Guest column: Oregon’s civil commitment crisis and the path forward

Published 8:06 am Thursday, May 1, 2025

Oregon faces a moral crisis in how we care for our most vulnerable citizens. Today, individuals experiencing serious mental health symptoms who are unable to voluntarily engage in care often face an impossible dilemma: continued deterioration without intervention or arrest and prosecution.

We come to this issue from different perspectives but with a shared conviction. One of us, Bouneff, is the executive director of NAMI Oregon representing individuals who live with mental health disorders and their family members. The other, Kotek Wilson, is Oregon’s first lady and a former mental health practitioner who assessed clients for civil commitment. From both our viewpoints, it’s clear: Our current laws often prevent timely, life saving intervention.

Under today’s interpretation of Oregon law, if someone is experiencing acute symptoms of their mental health disorder it can be hard to obtain care. As practiced day-to-day across Oregon, if they’re not an immediate threat to themselves or an immediate threat to others, they don’t usually qualify for civil commitment. But with no other change in their condition, if they walk out of the emergency room and get arrested, they are likely to be compelled into care.

The question today isn’t whether to utilize commitment. Oregon is doing so right now. Only we are waiting for people to be arrested for a crime, and then compelling them into care. The goal of “aid and assist” restoration, however, isn’t recuperation and recovery. It’s to get someone well enough to prosecute them.

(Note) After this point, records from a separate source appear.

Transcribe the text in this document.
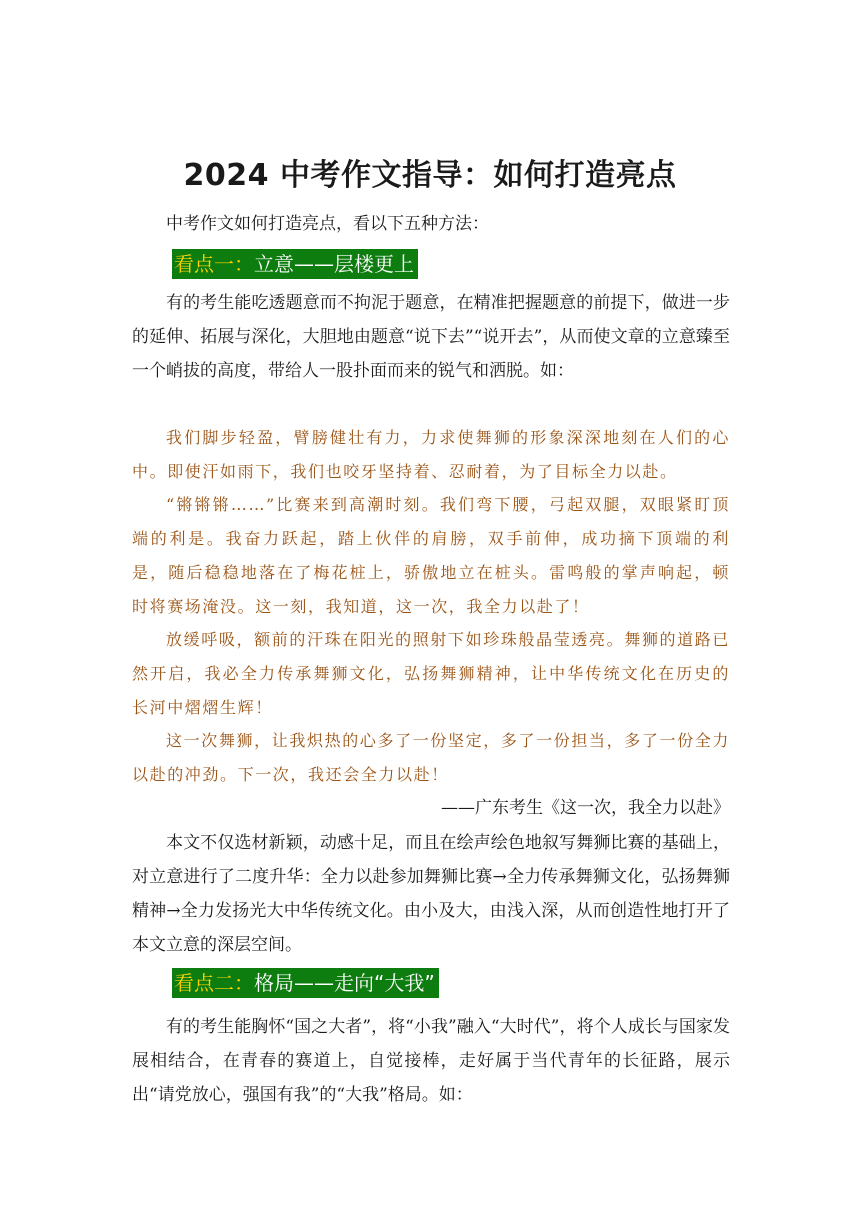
2024 中考作文指导：如何打造亮点

中考作文如何打造亮点，看以下五种方法：

看点一：立意——层楼更上

有的考生能吃透题意而不拘泥于题意，在精准把握题意的前提下，做进一步的延伸、拓展与深化，大胆地由题意“说下去”“说开去”，从而使文章的立意臻至一个峭拔的高度，带给人一股扑面而来的锐气和洒脱。如：

我们脚步轻盈，臂膀健壮有力，力求使舞狮的形象深深地刻在人们的心中。即使汗如雨下，我们也咬牙坚持着、忍耐着，为了目标全力以赴。

“锵锵锵……”比赛来到高潮时刻。我们弯下腰，弓起双腿，双眼紧盯顶端的利是。我奋力跃起，踏上伙伴的肩膀，双手前伸，成功摘下顶端的利是，随后稳稳地落在了梅花桩上，骄傲地立在桩头。雷鸣般的掌声响起，顿时将赛场淹没。这一刻，我知道，这一次，我全力以赴了！

放缓呼吸，额前的汗珠在阳光的照射下如珍珠般晶莹透亮。舞狮的道路已然开启，我必全力传承舞狮文化，弘扬舞狮精神，让中华传统文化在历史的长河中熠熠生辉！

这一次舞狮，让我炽热的心多了一份坚定，多了一份担当，多了一份全力以赴的冲劲。下一次，我还会全力以赴！

——广东考生《这一次，我全力以赴》

本文不仅选材新颖，动感十足，而且在绘声绘色地叙写舞狮比赛的基础上，对立意进行了二度升华：全力以赴参加舞狮比赛→全力传承舞狮文化，弘扬舞狮精神→全力发扬光大中华传统文化。由小及大，由浅入深，从而创造性地打开了本文立意的深层空间。

看点二：格局——走向“大我”

有的考生能胸怀“国之大者”，将“小我”融入“大时代”，将个人成长与国家发展相结合，在青春的赛道上，自觉接棒，走好属于当代青年的长征路，展示出“请党放心，强国有我”的“大我”格局。如：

The human cost is immeasurable. We’ve seen patients lose their housing, access to medical treatment, relationships with loved ones, their long-term independence, and progress they’ve worked so hard for — all because the current criteria failed to acknowledge their acute need for care. In another state — 37 other states actually — practitioners have much greater ability to intervene before such devastating consequences. Being unable to provide care until someone is dangerously close to irreversible harm is causing moral injury to healthcare professionals, law enforcement and service providers. The system is currently set up so that even when it is crystal clear to a practitioner that a client is in danger and that they’re on the precipice of irreversible harm, we often still can’t intervene.

House Bill 2467A offers a path forward. This legislation:

Creates separate definitions for “danger to self” and “danger to others.”
Clearly defines “serious physical harm.”
Specifies the definition of “near future”.
Provides specific factors courts may consider when assessing danger to self and danger to others.
This legislation also creates an offramp for those who find themselves in jail and who would be better suited for the mental health system due to the significance of their medical and behavioral health needs, allowing them to be civilly committed and transported to a healthcare facility. Struggling Oregonians who need life saving mental healthcare will not find it in jail. This bill helps get them to the care that will allow long-term healing to begin.

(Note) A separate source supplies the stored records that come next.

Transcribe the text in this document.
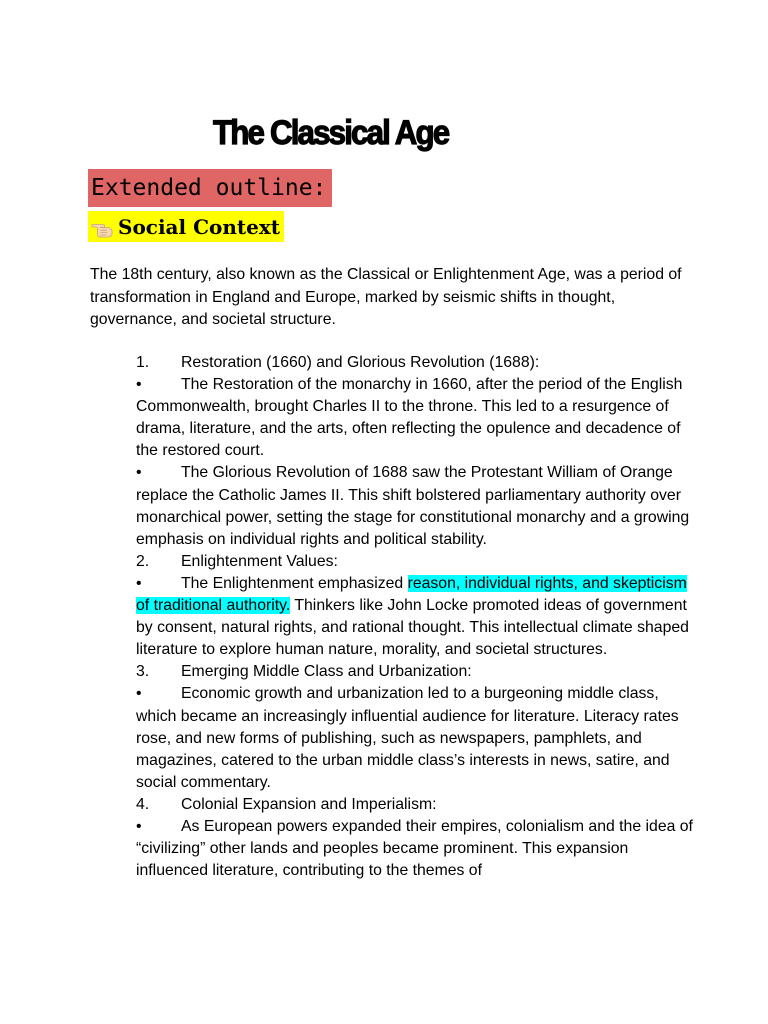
The Classical Age
Extended outline:
Social Context

The 18th century, also known as the Classical or Enlightenment Age, was a period of transformation in England and Europe, marked by seismic shifts in thought, governance, and societal structure.

1. Restoration (1660) and Glorious Revolution (1688):

• The Restoration of the monarchy in 1660, after the period of the English Commonwealth, brought Charles II to the throne. This led to a resurgence of drama, literature, and the arts, often reflecting the opulence and decadence of the restored court.

• The Glorious Revolution of 1688 saw the Protestant William of Orange replace the Catholic James II. This shift bolstered parliamentary authority over monarchical power, setting the stage for constitutional monarchy and a growing emphasis on individual rights and political stability.

2. Enlightenment Values:

• The Enlightenment emphasized reason, individual rights, and skepticism of traditional authority. Thinkers like John Locke promoted ideas of government by consent, natural rights, and rational thought. This intellectual climate shaped literature to explore human nature, morality, and societal structures.

3. Emerging Middle Class and Urbanization:

• Economic growth and urbanization led to a burgeoning middle class, which became an increasingly influential audience for literature. Literacy rates rose, and new forms of publishing, such as newspapers, pamphlets, and magazines, catered to the urban middle class’s interests in news, satire, and social commentary.

4. Colonial Expansion and Imperialism:

• As European powers expanded their empires, colonialism and the idea of “civilizing” other lands and peoples became prominent. This expansion influenced literature, contributing to the themes of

Ultimately, the legislation resets the state’s criteria to a reasonable level. But we must be clear that if all we do is change criteria, we haven’t reached our goal of helping people better. Without investing in services, we will have the logjam we have today. The Legislature must also pass companion legislation to quickly add community residential treatment capacity and invest further in developing new residential facilities. And we also need to focus on helping people well before they ever reach criteria for commitment.

We can often see when a person struggling with mental illness is about to take a devastating fall. The job of practitioners — and communities — is to do what we can to catch them before they fall, instead of picking up the pieces afterwards. Right now, our laws are preventing us from doing that in far too many cases. It’s unnecessary, it’s cruel, and the Legislature has the opportunity to change this.

We urge the Legislature to support HB 2467A. We hope that clinicians will always be allowed to treat people in need. That people in crisis receive health care rather than a jail sentence. And ultimately, that commitments of any kind become rare because our health care system will be equipped to address individuals’ needs before they’re in crisis.

Aimee Kotek Wilson is first lady of Oregon. Chris Bouneff is executive director of NAMI Oregon.